Just quickly about the Khmer Rouge (KR): A radical communist movement along the Maoist lines they came to power after a long and brutal civil war from 1970 to 1975, taking the capital on 17 April 1975 although they effectively ruled large parts of the country from as early as 1972. Immediately the cities were evacuated, ostensibly to protect the locals from American bombings. Lies. They were evacuated with hours notice, never to return, instead being relocated to the countryside to grow rice as part of the regime's master plan to start from scratch as an agricultural nation, moving to industrialisation over the next 10 years. Families were arbitrarily separated and sent to opposite ends of the country, urban life was considered bad, being educated a death sentence. Even wearing glasses marked you out as educated and you stood to be killed for it. All ethnic minorities, mainly Chinese and Vietnamese were considered impure and killed or forced to leave the country. There was only one problem with the rice growing plan, exports of which were to sustain the economy....the planned level of production was 3 times what the country had produced in the previous years and with a population severely weakened by civil war such an increase was pretty much impossible. So when the shortfall was noticed, regional commanders sent too much to central for export and left the people with too little to eat. Between the forced labour and the lack of food and executions, between 1.75 and 2m people are believed to have died out of a population of almost 8m. Unbelievable. One of the more ridiculous ideas of this new communist stae was that private eating was banned and everyone in each village had to eat together in huge mess halls, with all cooking utensils, pots etc now owned by the state! Madness.

Okay that was a simplified history lesson for you, hope it wasn't too confusing. After that horror and a little while to contemplate how lucky we really are we took in a couple of more typical tourist sights, namely the Royal Palace and the National Museum. Very standard and non-horrific, beautiful examples of the ancient stone statues adn lintels from the many ruins around the country dating back over 1000 years.

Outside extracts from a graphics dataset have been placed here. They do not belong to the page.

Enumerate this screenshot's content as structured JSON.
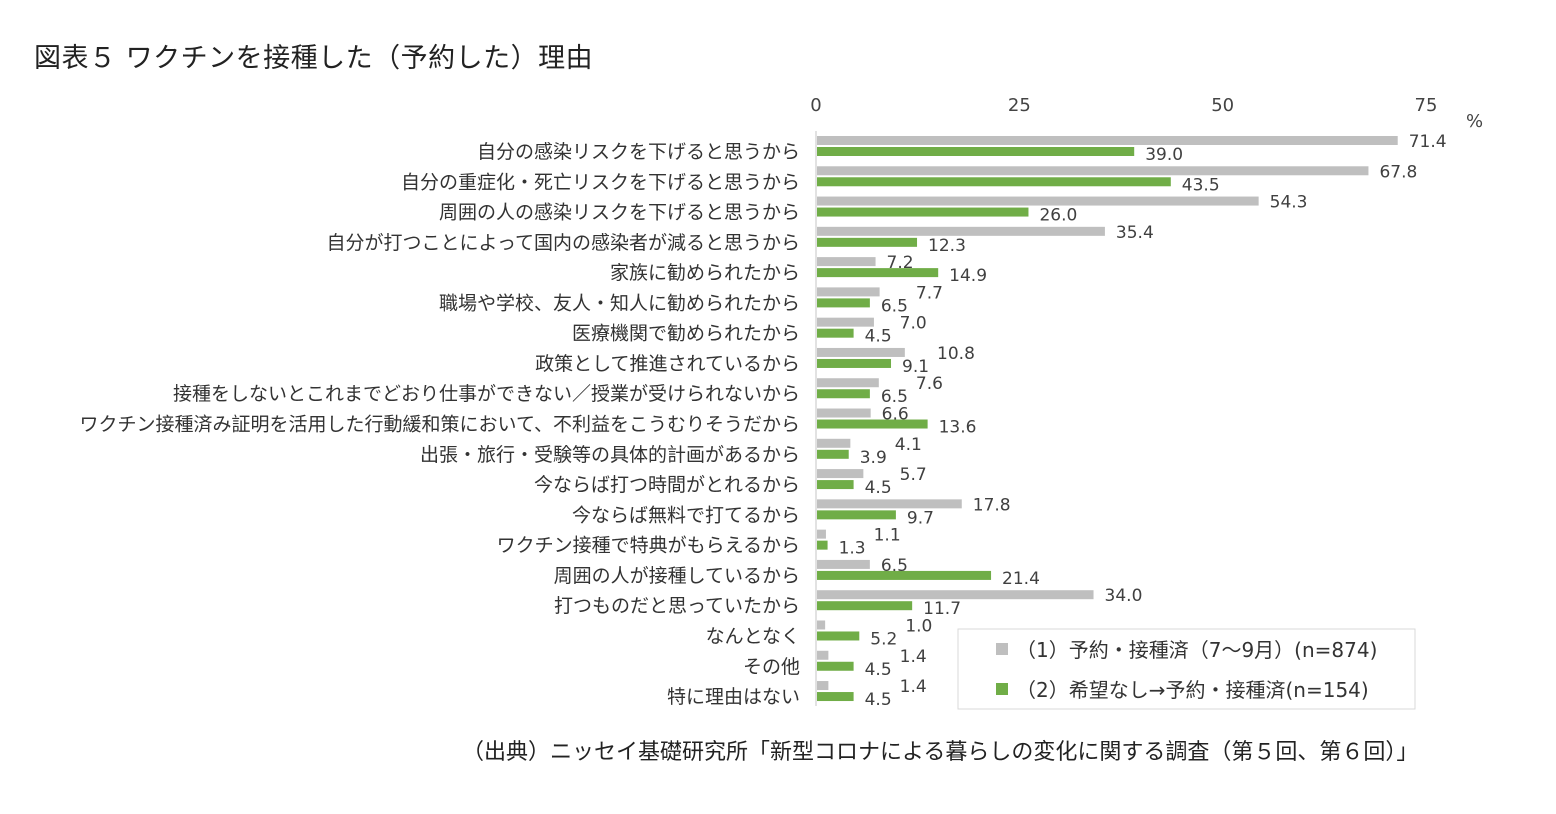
{
  "title": "図表５ ワクチンを接種した（予約した）理由",
  "source": "（出典）ニッセイ基礎研究所「新型コロナによる暮らしの変化に関する調査（第５回、第６回）」",
  "chart_data": {
    "type": "bar",
    "orientation": "horizontal",
    "title": "図表５ ワクチンを接種した（予約した）理由",
    "unit": "%",
    "xlim": [
      0,
      75
    ],
    "xticks": [
      "0",
      "25",
      "50",
      "75"
    ],
    "legend_position": "bottom-right",
    "categories": [
      "自分の感染リスクを下げると思うから",
      "自分の重症化・死亡リスクを下げると思うから",
      "周囲の人の感染リスクを下げると思うから",
      "自分が打つことによって国内の感染者が減ると思うから",
      "家族に勧められたから",
      "職場や学校、友人・知人に勧められたから",
      "医療機関で勧められたから",
      "政策として推進されているから",
      "接種をしないとこれまでどおり仕事ができない／授業が受けられないから",
      "ワクチン接種済み証明を活用した行動緩和策において、不利益をこうむりそうだから",
      "出張・旅行・受験等の具体的計画があるから",
      "今ならば打つ時間がとれるから",
      "今ならば無料で打てるから",
      "ワクチン接種で特典がもらえるから",
      "周囲の人が接種しているから",
      "打つものだと思っていたから",
      "なんとなく",
      "その他",
      "特に理由はない"
    ],
    "series": [
      {
        "name": "（1）予約・接種済（7～9月）(n=874)",
        "color": "#bfbfbf",
        "values": [
          71.4,
          67.8,
          54.3,
          35.4,
          7.2,
          7.7,
          7.0,
          10.8,
          7.6,
          6.6,
          4.1,
          5.7,
          17.8,
          1.1,
          6.5,
          34.0,
          1.0,
          1.4,
          1.4
        ]
      },
      {
        "name": "（2）希望なし→予約・接種済(n=154)",
        "color": "#70ad47",
        "values": [
          39.0,
          43.5,
          26.0,
          12.3,
          14.9,
          6.5,
          4.5,
          9.1,
          6.5,
          13.6,
          3.9,
          4.5,
          9.7,
          1.3,
          21.4,
          11.7,
          5.2,
          4.5,
          4.5
        ]
      }
    ]
  }
}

Overall a pretty decent city really, the food was good too in the end, even if its still nowhere near the standards of the Thais and far far more expensive. Small complaint really. One other minor bugbear was the fact that almost everything official (museums, sights, embassies) closes from 10.30 or 11 am until 2 or 2.30 pm. Irritating when you've walked 20 minutes and found that its closed at different time to everything else! Anyway from here we were off to Battambang in the northwest of the country for a little bit of smaller town life and a little bit of sightseeing.